Defendants further contend that several affirmative defenses defeat Plaintiff’s motion; specifically, Defendants argue that COVID-19 related orders frustrated Defendants’ intention of operating a restaurant and made it impossible and impracticable to do so. Notably, Defendants’ contractual obligation was to pay Plaintiff the amount due under the loan agreement and guaranty, and “[n]othing about the pandemic or resulting closure orders” made Defendants’ “performance of its obligation to [Plaintiff] . . . impossible.” (SVAP III Poway Crossings, LLC v. Fitness International, LLC, supra, 87 Cal.App.5th at p. 893; see also Fitness International, LLC v. KB Salt Lake III, LLC (2023) 95 Cal.App.5th 1032, 1502 [party was not prevented from paying rent because of the COVID-19 pandemic where it conceded it had the funds to pay rent].) Even assuming the pandemic qualified as a force majeure event, Defendants must show that their performance was rendered extremely difficult, expensive, or would involve loss (West Pueblo Partners, LLC v. Stone Brewing Co., LLC (2023) 90 Cal.App.5th 1179, 1188) due to the pandemic, and there is no evidence so indicating.

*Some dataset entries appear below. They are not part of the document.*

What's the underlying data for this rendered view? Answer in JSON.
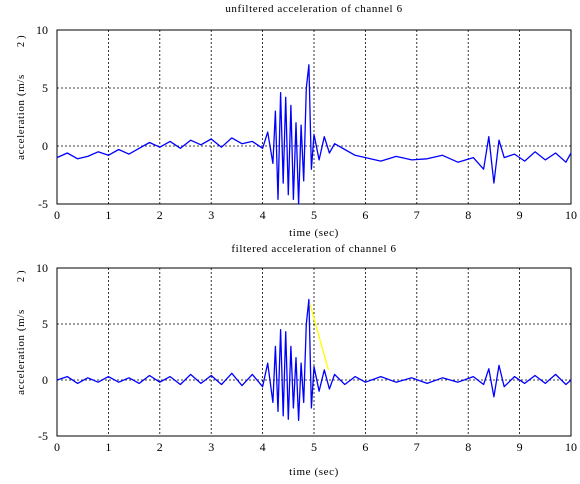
{
  "chart_data": [
    {
      "type": "line",
      "title": "unfiltered acceleration of channel 6",
      "xlabel": "time (sec)",
      "ylabel": "acceleration (m/s",
      "ylabel_exp": "2",
      "ylabel_close": ")",
      "xlim": [
        0,
        10
      ],
      "ylim": [
        -5,
        10
      ],
      "xticks": [
        0,
        1,
        2,
        3,
        4,
        5,
        6,
        7,
        8,
        9,
        10
      ],
      "yticks": [
        -5,
        0,
        5,
        10
      ],
      "grid": true,
      "series": [
        {
          "color": "#0000ff",
          "x": [
            0,
            0.2,
            0.4,
            0.6,
            0.8,
            1.0,
            1.2,
            1.4,
            1.6,
            1.8,
            2.0,
            2.2,
            2.4,
            2.6,
            2.8,
            3.0,
            3.2,
            3.4,
            3.6,
            3.8,
            4.0,
            4.1,
            4.2,
            4.25,
            4.3,
            4.35,
            4.4,
            4.45,
            4.5,
            4.55,
            4.6,
            4.65,
            4.7,
            4.75,
            4.8,
            4.85,
            4.9,
            4.95,
            5.0,
            5.1,
            5.2,
            5.3,
            5.4,
            5.6,
            5.8,
            6.0,
            6.3,
            6.6,
            6.9,
            7.2,
            7.5,
            7.8,
            8.1,
            8.3,
            8.4,
            8.5,
            8.6,
            8.7,
            8.9,
            9.1,
            9.3,
            9.5,
            9.7,
            9.9,
            10.0
          ],
          "y": [
            -1.0,
            -0.6,
            -1.1,
            -0.9,
            -0.5,
            -0.8,
            -0.3,
            -0.7,
            -0.2,
            0.3,
            -0.1,
            0.4,
            -0.2,
            0.5,
            0.1,
            0.6,
            -0.1,
            0.7,
            0.2,
            0.4,
            -0.2,
            1.2,
            -1.5,
            3.0,
            -4.6,
            4.6,
            -3.2,
            4.2,
            -4.2,
            3.5,
            -4.6,
            2.0,
            -5.0,
            1.8,
            -3.0,
            5.0,
            7.0,
            -2.0,
            1.0,
            -1.2,
            0.8,
            -0.6,
            0.2,
            -0.3,
            -0.8,
            -1.0,
            -1.3,
            -0.9,
            -1.2,
            -1.1,
            -0.8,
            -1.4,
            -1.0,
            -2.0,
            0.8,
            -3.2,
            0.5,
            -1.0,
            -0.7,
            -1.3,
            -0.5,
            -1.2,
            -0.6,
            -1.4,
            -0.6
          ]
        }
      ]
    },
    {
      "type": "line",
      "title": "filtered acceleration of channel 6",
      "xlabel": "time (sec)",
      "ylabel": "acceleration (m/s",
      "ylabel_exp": "2",
      "ylabel_close": ")",
      "xlim": [
        0,
        10
      ],
      "ylim": [
        -5,
        10
      ],
      "xticks": [
        0,
        1,
        2,
        3,
        4,
        5,
        6,
        7,
        8,
        9,
        10
      ],
      "yticks": [
        -5,
        0,
        5,
        10
      ],
      "grid": true,
      "series": [
        {
          "color": "#0000ff",
          "x": [
            0,
            0.2,
            0.4,
            0.6,
            0.8,
            1.0,
            1.2,
            1.4,
            1.6,
            1.8,
            2.0,
            2.2,
            2.4,
            2.6,
            2.8,
            3.0,
            3.2,
            3.4,
            3.6,
            3.8,
            4.0,
            4.1,
            4.2,
            4.25,
            4.3,
            4.35,
            4.4,
            4.45,
            4.5,
            4.55,
            4.6,
            4.65,
            4.7,
            4.75,
            4.8,
            4.85,
            4.9,
            4.95,
            5.0,
            5.1,
            5.2,
            5.3,
            5.4,
            5.6,
            5.8,
            6.0,
            6.3,
            6.6,
            6.9,
            7.2,
            7.5,
            7.8,
            8.1,
            8.3,
            8.4,
            8.5,
            8.6,
            8.7,
            8.9,
            9.1,
            9.3,
            9.5,
            9.7,
            9.9,
            10.0
          ],
          "y": [
            0.0,
            0.3,
            -0.3,
            0.2,
            -0.2,
            0.3,
            -0.2,
            0.2,
            -0.3,
            0.4,
            -0.2,
            0.3,
            -0.4,
            0.5,
            -0.3,
            0.4,
            -0.4,
            0.6,
            -0.5,
            0.5,
            -0.6,
            1.5,
            -2.0,
            3.0,
            -2.8,
            4.5,
            -3.2,
            4.3,
            -3.5,
            3.0,
            -2.5,
            2.0,
            -3.6,
            1.5,
            -2.0,
            5.0,
            7.2,
            -2.5,
            1.2,
            -1.0,
            0.9,
            -0.8,
            0.5,
            -0.4,
            0.3,
            -0.2,
            0.3,
            -0.2,
            0.2,
            -0.3,
            0.2,
            -0.2,
            0.3,
            -0.4,
            1.0,
            -1.5,
            1.3,
            -0.6,
            0.3,
            -0.3,
            0.4,
            -0.3,
            0.5,
            -0.4,
            0.0
          ]
        },
        {
          "color": "#ffff00",
          "x": [
            4.92,
            5.28
          ],
          "y": [
            6.8,
            0.9
          ]
        }
      ]
    }
  ]
}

Accordingly, Plaintiff ARF Financial, LLC. f/k/a Advance Restaurant Finance, LLC.’s Motion for Summary Judgment Pursuant to CCP 437c is GRANTED in the amount of $442,236.66. Plaintiff ARF Financial, LLC. f/k/a Advance Restaurant Finance, LLC. shall prepare, serve, and submit a proposed judgment as per statute. Plaintiff’s right to recover attorney fees shall be determined in a subsequent noticed motion for attorney fees.

Evidentiary Objections
Defendants object to certain statements within the declaration of Vince Monard. Defendants’ objections are OVERRULED.